I have this string:
http://www.amazon.com/books-used-books-textbooks/b%3Fie%3DUTF8%26node%3D283155
http://www.amazon.com/gp/site-directory
http://www.amazon.com/gp/goldbox
https://en.wikipedia.org/wiki/A
http://webcache.googleusercontent.com/search%3Fhl%3Den%26biw%26bih%26q%3Dcache:GLRqJLrDZEQJ:https://en.wikipedia.org/wiki/A%252Ba%26gbv%3D1%26%26ct%3Dclnk
https://twitter.com/a%3Flang%3Den
http://webcache.googleusercontent.com/search%3Fhl%3Den%26biw%26bih%26q%3Dcache:4teZIJ7lbgsJ:https://twitter.com/a%3Flang%253Den%252Ba%26gbv%3D1%26%26ct%3Dclnk
http://dictionary.reference.com/browse/a
http://webcache.googleusercontent.com/search%3Fhl%3Den%26biw%26bih%26q%3Dcache:Pn8j0e0faiAJ:http://dictionary.reference.com/browse/a%252Ba%26gbv%3D1%26%26ct%3Dclnk
http://boards.4chan.org/a/
I need to grab all the information upto where the ".com", ".org", or ".net" ends.

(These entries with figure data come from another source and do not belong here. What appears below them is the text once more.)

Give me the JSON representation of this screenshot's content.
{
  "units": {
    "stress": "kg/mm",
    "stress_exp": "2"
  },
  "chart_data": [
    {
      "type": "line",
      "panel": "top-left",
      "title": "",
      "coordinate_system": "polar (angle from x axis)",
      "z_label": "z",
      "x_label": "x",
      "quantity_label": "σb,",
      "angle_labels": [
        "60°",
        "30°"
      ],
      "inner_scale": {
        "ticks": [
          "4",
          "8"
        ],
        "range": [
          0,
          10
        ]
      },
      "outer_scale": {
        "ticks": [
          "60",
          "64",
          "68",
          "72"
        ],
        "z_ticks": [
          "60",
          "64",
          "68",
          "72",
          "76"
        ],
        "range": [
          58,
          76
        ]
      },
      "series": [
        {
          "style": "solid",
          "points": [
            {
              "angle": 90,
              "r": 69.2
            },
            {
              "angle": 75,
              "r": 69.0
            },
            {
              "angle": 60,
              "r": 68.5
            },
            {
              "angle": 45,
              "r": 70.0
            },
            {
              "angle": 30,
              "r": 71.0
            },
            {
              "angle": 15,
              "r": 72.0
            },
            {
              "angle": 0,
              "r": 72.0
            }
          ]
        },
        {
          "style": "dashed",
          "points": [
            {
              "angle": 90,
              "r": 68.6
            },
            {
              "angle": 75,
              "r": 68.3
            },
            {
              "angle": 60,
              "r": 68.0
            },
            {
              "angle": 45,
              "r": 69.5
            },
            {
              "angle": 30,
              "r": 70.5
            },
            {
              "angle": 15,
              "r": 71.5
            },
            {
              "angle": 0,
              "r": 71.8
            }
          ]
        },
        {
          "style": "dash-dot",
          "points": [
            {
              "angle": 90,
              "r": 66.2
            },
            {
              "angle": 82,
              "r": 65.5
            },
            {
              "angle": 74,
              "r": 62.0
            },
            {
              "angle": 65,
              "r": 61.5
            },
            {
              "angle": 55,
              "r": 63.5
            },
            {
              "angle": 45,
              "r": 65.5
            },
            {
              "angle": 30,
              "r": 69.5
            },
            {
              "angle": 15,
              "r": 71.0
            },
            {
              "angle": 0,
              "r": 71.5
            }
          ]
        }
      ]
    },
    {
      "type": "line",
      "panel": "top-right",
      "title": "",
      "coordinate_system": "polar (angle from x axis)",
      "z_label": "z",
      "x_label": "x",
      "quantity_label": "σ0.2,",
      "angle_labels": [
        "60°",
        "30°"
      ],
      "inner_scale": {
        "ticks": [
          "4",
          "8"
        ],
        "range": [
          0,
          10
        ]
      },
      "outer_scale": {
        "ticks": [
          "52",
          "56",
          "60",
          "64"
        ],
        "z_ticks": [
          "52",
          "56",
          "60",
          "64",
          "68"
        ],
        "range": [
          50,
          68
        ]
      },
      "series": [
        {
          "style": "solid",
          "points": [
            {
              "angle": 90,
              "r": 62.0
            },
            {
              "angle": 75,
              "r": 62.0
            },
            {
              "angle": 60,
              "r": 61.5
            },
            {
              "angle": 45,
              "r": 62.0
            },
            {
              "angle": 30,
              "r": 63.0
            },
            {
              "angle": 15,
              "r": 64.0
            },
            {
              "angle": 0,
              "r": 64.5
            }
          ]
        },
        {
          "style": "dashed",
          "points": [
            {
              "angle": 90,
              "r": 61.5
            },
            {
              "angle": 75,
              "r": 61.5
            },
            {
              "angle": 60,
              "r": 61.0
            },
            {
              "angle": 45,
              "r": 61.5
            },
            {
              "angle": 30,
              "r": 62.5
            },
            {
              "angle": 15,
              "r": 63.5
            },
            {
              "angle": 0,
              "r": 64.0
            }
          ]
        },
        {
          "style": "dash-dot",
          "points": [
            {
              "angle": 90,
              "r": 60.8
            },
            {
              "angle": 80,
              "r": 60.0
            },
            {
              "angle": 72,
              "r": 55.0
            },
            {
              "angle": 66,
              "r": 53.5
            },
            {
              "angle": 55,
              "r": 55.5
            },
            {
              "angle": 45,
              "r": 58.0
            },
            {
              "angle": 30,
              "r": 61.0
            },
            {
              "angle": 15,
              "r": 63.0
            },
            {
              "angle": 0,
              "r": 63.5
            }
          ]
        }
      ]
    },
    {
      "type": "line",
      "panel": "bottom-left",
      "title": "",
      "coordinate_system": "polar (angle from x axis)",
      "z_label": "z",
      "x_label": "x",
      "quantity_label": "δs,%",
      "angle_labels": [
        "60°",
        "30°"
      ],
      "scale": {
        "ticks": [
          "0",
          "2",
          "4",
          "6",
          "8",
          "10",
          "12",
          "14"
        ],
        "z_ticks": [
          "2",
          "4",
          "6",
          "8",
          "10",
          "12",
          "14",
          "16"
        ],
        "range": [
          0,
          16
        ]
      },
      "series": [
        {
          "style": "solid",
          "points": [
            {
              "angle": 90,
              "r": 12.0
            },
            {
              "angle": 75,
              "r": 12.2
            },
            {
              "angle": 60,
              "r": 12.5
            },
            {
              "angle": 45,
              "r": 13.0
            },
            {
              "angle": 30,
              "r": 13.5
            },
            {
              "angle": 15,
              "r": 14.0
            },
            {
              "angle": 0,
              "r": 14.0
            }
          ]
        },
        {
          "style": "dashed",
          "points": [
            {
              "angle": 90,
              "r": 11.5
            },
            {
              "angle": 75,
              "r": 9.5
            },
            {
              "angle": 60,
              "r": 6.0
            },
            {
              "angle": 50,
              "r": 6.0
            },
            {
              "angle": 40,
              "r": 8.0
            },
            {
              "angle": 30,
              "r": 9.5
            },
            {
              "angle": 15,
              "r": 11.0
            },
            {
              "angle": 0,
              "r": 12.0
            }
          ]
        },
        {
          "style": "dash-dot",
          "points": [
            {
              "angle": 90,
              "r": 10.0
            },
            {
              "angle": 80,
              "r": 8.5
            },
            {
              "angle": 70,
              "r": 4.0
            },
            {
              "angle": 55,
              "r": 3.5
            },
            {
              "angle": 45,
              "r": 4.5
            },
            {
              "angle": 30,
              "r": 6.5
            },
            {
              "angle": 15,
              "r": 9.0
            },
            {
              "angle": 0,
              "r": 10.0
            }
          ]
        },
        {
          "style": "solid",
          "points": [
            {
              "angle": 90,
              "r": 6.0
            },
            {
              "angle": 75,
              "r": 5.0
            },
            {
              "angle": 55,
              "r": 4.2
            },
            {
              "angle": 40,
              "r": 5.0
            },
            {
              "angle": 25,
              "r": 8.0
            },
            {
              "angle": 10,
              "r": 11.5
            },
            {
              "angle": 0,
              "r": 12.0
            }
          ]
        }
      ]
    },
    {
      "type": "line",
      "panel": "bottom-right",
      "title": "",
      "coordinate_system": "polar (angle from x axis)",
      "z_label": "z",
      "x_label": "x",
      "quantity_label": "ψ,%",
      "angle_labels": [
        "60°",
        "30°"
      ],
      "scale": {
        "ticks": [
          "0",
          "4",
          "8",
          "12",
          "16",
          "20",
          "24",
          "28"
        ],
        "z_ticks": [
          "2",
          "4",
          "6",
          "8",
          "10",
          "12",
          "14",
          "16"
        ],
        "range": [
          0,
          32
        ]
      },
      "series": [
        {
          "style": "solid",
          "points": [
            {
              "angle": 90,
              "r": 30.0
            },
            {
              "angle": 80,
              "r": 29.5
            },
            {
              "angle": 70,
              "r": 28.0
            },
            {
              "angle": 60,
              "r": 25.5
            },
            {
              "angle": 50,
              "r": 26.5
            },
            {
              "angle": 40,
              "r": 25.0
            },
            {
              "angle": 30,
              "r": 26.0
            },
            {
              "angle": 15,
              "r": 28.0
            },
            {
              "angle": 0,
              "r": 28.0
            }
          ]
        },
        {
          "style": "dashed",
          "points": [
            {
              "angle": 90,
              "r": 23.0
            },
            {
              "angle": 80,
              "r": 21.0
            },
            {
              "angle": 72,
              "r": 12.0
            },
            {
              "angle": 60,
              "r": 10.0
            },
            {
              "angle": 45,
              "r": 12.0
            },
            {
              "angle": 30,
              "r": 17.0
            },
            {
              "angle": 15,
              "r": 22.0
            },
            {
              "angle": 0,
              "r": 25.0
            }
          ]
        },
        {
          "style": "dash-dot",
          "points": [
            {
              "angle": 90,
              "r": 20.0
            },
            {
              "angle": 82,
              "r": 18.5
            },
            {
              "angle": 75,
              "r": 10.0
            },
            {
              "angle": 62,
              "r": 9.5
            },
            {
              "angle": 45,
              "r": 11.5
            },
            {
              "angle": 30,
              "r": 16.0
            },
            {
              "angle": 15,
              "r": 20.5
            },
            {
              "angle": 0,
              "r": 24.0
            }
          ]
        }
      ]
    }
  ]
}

The expected output should look like this:
http://www.amazon.com/
https://en.wikipedia.org/
http://dictionary.reference.com/
http://webcache.googleusercontent.com/
http://boards.4chan.org/
So far I've tried a few things:
/(\/)([^\/]+)\Z/
^(http[s]?)(...)\w{3}\
/https?:\/\/[\S]/
None of them worked, so now I'm here. If there's an easier way to do it please let me know. I also need to reject the duplicates if there are any.